Politik

Ein Flüchtlingskind aus dem Balkan rennt über den Flur eines Wohnhauses auf dem Gelände des Rückführungszentrums für Balkanflüchtlinge in Ingolstadt. (Foto: dpa)

05.01.2016

Diakonie-Chef kritisiert Umgang mit Flüchtlingen in Rückkehrzentren

Michael Bammessel fordert: Mehr als ein paar Wochen soll niemand in den Rückführungszentren in Bamberg und Manching verbringen

Der Präsident des Diakonischen Werks Bayern, Michael Bammessel, hat den Umgang mit Flüchtlingen in den bayerischen Rückführungszentren Bamberg und Manching kritisiert.
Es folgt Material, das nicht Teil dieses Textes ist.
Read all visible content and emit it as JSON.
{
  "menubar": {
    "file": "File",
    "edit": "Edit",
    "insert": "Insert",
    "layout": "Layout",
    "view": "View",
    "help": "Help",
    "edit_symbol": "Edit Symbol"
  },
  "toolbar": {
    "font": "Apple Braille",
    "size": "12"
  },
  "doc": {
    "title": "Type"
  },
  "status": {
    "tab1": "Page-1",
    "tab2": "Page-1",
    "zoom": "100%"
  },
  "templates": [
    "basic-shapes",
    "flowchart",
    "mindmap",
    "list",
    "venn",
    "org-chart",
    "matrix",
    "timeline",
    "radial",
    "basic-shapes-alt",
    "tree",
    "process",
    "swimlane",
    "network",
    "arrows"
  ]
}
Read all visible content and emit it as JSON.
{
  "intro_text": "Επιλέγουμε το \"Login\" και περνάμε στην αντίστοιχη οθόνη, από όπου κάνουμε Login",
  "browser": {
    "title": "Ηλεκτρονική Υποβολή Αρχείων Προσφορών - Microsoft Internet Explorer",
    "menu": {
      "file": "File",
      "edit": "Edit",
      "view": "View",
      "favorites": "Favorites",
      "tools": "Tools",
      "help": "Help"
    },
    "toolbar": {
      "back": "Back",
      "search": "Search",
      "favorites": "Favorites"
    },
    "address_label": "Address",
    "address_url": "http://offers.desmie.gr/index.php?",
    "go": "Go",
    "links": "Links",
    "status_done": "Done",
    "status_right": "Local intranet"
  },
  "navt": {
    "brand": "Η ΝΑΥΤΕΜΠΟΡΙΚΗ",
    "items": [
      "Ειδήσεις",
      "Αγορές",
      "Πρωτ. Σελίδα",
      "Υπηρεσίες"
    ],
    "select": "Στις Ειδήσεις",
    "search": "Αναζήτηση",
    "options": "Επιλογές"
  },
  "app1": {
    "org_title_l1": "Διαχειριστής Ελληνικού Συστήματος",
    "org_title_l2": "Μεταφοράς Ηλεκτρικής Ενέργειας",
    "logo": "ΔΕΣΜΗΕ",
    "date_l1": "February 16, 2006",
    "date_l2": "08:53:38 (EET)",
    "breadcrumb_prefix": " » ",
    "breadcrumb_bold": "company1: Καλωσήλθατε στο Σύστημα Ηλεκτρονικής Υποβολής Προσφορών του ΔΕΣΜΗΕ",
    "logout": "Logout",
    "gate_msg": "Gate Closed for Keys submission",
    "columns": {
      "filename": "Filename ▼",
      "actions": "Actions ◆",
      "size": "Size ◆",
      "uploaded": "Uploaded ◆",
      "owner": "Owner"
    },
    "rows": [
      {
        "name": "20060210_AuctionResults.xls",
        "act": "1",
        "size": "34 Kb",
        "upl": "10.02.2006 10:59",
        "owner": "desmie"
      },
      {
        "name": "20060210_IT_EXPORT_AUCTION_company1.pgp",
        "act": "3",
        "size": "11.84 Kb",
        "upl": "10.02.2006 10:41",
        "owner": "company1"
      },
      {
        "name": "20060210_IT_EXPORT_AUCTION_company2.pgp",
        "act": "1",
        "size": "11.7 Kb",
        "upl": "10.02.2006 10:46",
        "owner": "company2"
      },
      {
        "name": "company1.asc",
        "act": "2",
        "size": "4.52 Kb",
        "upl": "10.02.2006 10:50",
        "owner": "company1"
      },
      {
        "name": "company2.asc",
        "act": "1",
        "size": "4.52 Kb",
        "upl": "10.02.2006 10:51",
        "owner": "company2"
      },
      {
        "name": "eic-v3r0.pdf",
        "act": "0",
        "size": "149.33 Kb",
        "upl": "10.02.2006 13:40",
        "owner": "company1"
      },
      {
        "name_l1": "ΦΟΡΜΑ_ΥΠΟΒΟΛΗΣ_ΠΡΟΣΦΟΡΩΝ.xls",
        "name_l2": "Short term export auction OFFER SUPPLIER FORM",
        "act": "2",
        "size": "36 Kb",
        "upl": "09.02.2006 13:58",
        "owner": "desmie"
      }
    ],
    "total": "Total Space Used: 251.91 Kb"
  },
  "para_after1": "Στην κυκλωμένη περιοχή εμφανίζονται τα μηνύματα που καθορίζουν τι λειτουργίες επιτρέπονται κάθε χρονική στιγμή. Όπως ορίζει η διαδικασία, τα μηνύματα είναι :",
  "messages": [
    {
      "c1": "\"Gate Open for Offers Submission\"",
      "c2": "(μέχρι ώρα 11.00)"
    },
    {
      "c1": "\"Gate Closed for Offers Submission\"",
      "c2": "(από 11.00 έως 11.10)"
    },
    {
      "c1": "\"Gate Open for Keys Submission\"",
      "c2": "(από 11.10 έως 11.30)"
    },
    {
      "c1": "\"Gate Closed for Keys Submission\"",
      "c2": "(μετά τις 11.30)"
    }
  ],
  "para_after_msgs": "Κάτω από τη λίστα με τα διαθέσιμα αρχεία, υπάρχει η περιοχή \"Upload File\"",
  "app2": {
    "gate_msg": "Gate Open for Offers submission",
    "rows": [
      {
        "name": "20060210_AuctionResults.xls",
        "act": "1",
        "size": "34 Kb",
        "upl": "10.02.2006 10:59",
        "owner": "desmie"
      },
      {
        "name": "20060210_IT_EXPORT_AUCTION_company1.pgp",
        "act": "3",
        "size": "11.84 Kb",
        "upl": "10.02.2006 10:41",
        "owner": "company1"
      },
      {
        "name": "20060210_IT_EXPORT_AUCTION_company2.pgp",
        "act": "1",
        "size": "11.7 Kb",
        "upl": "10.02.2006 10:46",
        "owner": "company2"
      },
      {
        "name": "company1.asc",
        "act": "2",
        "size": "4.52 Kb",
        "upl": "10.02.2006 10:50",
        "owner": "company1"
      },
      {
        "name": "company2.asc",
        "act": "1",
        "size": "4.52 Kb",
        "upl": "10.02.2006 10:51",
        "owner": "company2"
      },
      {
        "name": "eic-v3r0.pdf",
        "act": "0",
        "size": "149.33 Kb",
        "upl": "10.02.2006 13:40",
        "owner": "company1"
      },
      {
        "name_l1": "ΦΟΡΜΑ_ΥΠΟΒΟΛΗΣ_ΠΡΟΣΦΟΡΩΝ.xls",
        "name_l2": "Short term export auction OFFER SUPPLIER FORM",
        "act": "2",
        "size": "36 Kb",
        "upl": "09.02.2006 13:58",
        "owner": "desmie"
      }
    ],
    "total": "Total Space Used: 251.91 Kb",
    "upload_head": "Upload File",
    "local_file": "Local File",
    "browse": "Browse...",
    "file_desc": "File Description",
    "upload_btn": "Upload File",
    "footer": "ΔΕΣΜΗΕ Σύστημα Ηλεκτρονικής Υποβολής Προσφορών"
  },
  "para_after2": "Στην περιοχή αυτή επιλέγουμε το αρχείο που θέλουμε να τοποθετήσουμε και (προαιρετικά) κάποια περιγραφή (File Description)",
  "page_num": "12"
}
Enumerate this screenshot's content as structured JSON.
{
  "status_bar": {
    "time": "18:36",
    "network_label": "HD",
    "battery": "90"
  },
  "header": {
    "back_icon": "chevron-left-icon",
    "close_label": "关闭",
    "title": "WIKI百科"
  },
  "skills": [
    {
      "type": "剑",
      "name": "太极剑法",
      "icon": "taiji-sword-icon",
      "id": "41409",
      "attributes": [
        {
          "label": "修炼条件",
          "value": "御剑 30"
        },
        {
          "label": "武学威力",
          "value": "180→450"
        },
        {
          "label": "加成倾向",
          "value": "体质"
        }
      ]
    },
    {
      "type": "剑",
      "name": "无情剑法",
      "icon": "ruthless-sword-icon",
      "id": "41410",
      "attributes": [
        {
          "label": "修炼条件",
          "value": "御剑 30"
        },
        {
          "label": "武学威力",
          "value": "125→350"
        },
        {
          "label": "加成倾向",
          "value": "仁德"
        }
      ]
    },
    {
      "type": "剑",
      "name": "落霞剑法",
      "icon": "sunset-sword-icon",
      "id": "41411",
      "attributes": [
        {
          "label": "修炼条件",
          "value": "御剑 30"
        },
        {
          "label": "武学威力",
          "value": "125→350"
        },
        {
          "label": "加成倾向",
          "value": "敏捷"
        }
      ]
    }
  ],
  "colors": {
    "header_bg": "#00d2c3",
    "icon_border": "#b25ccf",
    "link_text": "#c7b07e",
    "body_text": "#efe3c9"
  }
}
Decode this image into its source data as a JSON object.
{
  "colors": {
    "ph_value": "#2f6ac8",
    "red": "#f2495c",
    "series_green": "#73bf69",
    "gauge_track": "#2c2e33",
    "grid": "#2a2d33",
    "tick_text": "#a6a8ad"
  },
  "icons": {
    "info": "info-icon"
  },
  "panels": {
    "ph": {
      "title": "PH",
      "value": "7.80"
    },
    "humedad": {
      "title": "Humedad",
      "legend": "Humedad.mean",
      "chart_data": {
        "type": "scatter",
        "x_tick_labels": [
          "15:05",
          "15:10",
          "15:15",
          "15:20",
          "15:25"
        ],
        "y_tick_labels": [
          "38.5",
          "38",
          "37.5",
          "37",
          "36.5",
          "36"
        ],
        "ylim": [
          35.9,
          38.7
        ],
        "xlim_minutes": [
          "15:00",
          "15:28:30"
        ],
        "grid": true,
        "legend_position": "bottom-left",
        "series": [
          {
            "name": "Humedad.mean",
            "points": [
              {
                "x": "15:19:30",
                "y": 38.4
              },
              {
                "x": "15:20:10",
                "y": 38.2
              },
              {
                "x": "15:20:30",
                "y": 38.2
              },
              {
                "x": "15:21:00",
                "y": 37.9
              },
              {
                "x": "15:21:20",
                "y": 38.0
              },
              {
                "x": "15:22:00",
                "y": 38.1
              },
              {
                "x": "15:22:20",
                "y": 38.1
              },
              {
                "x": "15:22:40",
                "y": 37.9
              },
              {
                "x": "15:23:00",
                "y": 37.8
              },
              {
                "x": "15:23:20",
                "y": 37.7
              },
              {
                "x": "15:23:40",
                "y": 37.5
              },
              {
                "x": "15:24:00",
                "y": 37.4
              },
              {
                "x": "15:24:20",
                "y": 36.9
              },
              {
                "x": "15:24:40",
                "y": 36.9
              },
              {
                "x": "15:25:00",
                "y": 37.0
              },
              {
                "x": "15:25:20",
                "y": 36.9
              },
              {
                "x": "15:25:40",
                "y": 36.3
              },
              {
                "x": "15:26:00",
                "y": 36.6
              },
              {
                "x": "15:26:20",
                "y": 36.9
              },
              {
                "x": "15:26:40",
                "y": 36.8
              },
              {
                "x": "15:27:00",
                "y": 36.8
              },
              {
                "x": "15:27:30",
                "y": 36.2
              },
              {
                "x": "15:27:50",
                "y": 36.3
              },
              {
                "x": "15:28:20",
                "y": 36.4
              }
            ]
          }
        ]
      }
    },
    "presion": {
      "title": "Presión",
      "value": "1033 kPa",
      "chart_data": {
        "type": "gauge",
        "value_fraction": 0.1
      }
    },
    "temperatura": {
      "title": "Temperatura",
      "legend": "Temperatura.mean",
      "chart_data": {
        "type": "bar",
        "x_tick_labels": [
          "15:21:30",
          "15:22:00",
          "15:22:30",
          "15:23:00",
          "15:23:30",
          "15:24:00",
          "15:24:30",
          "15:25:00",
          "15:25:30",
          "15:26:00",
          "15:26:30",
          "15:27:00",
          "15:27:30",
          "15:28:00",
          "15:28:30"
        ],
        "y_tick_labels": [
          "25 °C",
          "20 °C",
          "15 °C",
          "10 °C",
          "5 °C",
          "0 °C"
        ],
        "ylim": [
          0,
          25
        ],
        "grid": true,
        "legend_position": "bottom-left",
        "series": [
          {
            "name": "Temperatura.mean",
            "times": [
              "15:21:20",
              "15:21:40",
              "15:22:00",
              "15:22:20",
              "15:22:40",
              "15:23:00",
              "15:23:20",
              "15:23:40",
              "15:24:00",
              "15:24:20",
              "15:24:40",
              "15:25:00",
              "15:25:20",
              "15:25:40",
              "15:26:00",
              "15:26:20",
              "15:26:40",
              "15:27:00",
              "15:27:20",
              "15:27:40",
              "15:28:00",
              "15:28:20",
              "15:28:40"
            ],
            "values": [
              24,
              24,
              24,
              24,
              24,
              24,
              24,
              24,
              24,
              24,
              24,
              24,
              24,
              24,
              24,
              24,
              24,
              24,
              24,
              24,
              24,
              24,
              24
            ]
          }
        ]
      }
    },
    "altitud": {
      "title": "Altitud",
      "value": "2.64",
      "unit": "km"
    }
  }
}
So lasse die Staatsregierung dort nicht einmal eine Asylberatung für die Betroffenen zu - "nach dem Motto, die Leute brauchen keine Beratung mehr. Die sollen einfach nur noch weg", beklagte Bammessel. Tatsächlich sei aber gerade in solchen prekären Situationen, "wenn Hoffnungen gescheitert sind und wenn man zurückkehren muss in ein Land, wo man Hab und Gut verkauft hat, um den Schlepper zu bezahlen, gerade da ist der Beratungsbedarf sehr groß".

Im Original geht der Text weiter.